As of the writting of this article, it is known that the answer is greater or equal to 13 and less than GN (even though a much ‘smaller’ bound was given by Erik Lipka in his paper “Further improving of upper bound on a geometric Ramsey problem” arXiv:1905.05617).

Now how is GN defined? First we look at Knuth’s arrow notation, which is defined as such:

Firstly for positive integers a, b, a↑b = aᵇ. So for example, 3↑3 = 3³=27.

Next a↑↑b = a↑²b = a↑a↑a↑…↑a (where a is repeated b times). So 3↑²3 = 3↑3↑3 = 3²⁷ which is approximately 7.6 trillion.

We continue in this way: a↑³b = a↑↑a↑↑a↑↑….↑↑a (again, repeated b times).

So 3↑³3 = 3↑↑3↑↑3 = 3↑↑3²⁷ = (((3³)³)³…)³ where this ‘tower’ of threes is about 7 trillion threes tall. This is ‘scientifically’ known as off-the-charts big.

Okay, we are nearly there, I promise.

We start by defining g_1 = 3↑↑↑↑3 = 3↑⁴3 which is even more mindbogglingly bigger than the 3↑↑↑3.

Next we define g_2 via g_1 as being 3↑↑…↑↑3 where there are g_1 arrows. And more generally g_(n+1) = 3↑↑…↑↑3 with g_n arrows.

Recall that already with 2 arrows, we have a number slightly larger than the GDP of Japan (as of 2019 according to the IMF) or the number of miliseconds the average human lives for. With 3 arrows it already starts to fall out of comprehension, we have a stack of 3s that if we wrote out, would reach the sun. So imagine how big already g_1 is (spoiler: you can’t).

Graham’s Number is g_64.

Recall what the point of GN is: an upper bound the problem outlined above, a lower bound is 13.

To give you an idea of how stupidly, insanely, mind-bogglingly big Graham’s number is:

But don’t forget that even this number is huge, in reality, it is peanuts compared to infinity.

Note that the current upper bound given by Lipka mentioned above is merely 2↑↑↑5. To understand this, we start with a tower of twos: ((2)²)²…)² that is 65536 tall, call this number K, then construct a second tower of twos that is K twos tall.

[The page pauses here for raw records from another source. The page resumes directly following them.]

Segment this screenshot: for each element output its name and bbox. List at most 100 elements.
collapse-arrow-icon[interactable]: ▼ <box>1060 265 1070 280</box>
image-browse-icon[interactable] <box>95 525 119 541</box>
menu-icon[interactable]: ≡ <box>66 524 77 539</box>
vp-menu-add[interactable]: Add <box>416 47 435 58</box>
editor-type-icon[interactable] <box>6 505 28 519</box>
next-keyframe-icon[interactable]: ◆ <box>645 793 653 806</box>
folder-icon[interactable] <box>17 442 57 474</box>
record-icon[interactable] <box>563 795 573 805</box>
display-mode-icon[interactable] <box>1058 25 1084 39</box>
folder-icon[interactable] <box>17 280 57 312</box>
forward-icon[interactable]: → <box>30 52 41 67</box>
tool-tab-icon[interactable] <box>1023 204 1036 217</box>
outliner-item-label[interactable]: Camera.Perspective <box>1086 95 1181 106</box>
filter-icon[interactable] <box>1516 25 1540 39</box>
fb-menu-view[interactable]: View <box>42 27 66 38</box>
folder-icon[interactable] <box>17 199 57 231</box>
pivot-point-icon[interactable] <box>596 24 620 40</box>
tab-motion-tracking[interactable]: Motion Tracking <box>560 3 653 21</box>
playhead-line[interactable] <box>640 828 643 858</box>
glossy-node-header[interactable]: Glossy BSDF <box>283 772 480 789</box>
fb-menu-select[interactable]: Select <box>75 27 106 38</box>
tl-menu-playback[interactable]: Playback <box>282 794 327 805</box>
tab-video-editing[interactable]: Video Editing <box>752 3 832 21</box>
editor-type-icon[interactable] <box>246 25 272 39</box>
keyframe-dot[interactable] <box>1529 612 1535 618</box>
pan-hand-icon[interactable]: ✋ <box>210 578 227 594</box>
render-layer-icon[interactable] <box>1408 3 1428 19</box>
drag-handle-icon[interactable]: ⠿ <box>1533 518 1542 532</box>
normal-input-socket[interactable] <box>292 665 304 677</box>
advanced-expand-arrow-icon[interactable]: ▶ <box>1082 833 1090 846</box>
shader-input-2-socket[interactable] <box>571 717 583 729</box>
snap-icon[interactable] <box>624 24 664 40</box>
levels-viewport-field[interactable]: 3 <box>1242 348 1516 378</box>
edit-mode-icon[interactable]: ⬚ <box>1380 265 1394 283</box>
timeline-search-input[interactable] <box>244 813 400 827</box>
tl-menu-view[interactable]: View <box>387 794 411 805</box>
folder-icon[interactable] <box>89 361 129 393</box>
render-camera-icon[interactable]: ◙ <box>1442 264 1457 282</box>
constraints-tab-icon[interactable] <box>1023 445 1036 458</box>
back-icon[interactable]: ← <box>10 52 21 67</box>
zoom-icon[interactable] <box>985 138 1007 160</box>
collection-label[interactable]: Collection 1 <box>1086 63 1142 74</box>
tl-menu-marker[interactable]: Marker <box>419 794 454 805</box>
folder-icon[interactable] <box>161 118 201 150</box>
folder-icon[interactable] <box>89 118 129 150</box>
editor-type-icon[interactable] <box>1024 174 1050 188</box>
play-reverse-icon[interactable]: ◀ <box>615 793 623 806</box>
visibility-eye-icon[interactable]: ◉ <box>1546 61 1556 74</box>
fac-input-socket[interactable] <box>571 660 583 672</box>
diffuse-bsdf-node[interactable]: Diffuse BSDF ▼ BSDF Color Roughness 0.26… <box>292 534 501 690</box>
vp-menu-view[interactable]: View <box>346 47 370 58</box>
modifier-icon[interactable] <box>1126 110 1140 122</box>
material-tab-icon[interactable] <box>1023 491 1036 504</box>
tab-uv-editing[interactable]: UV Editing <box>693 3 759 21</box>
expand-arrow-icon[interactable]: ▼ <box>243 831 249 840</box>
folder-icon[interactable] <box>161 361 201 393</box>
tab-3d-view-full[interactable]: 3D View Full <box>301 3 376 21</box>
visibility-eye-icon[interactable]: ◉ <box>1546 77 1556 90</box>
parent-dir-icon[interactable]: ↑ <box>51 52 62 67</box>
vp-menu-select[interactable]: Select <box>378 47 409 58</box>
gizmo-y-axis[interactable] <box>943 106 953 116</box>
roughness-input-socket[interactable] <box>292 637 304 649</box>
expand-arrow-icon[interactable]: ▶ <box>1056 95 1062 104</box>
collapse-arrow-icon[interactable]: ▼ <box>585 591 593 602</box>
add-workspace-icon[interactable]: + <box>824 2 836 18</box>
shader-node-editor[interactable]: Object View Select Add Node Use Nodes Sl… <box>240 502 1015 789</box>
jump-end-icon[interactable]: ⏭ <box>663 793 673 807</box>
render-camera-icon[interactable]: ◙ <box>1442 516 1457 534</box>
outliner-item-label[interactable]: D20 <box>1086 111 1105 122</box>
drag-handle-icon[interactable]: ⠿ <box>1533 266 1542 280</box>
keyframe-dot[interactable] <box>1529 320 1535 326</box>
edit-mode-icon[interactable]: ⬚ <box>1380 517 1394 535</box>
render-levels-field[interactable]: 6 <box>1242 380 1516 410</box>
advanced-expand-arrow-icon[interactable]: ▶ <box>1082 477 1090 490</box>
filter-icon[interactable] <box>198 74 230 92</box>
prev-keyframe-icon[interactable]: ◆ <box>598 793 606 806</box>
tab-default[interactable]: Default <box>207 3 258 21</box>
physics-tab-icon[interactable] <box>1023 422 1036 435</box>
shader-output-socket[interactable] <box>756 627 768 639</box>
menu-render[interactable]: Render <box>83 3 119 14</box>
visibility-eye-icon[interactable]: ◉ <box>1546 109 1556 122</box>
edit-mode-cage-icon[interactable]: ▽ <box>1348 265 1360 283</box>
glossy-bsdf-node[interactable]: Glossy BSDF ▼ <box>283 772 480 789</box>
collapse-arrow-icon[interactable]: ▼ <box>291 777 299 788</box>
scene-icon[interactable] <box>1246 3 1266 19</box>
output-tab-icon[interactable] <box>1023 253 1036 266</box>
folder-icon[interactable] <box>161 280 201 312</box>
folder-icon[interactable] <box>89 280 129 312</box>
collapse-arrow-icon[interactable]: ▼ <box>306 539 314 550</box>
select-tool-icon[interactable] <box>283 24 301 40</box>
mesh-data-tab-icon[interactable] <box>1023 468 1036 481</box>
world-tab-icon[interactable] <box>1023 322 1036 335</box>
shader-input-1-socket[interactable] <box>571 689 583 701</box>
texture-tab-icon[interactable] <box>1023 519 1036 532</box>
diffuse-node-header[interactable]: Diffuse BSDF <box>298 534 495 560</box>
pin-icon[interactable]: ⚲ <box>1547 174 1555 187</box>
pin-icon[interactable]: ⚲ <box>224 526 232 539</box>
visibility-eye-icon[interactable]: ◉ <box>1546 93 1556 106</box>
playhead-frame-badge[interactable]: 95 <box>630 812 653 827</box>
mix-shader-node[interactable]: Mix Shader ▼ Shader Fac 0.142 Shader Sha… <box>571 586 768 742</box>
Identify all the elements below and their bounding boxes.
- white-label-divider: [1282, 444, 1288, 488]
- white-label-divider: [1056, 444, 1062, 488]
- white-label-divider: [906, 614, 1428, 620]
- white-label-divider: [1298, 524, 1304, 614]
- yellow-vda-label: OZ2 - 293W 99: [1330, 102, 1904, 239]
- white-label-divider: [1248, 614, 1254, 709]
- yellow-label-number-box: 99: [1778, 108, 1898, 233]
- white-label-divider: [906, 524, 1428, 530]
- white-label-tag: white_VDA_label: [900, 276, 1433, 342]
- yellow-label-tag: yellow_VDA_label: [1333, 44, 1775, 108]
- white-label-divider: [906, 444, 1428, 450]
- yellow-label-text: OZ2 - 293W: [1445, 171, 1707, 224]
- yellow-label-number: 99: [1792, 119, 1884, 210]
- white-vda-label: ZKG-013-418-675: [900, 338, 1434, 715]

This is a much lower upper bound.

Now if like me, your brain is starting to hurt, I will leave you with a nice quote from a wonderful documentary about Paul Erdős (a major contributor to Ramsey theory)

Suppose aliens invade the earth and threaten to obliterate it in a year’s time unless human beings can find the Ramsey number for red five and blue five. We could marshal the world’s best minds and fastest computers, and within a year we could probably calculate the value. If the aliens demanded the Ramsey number for red six and blue six, however, we would have no choice but to launch a preemptive attack.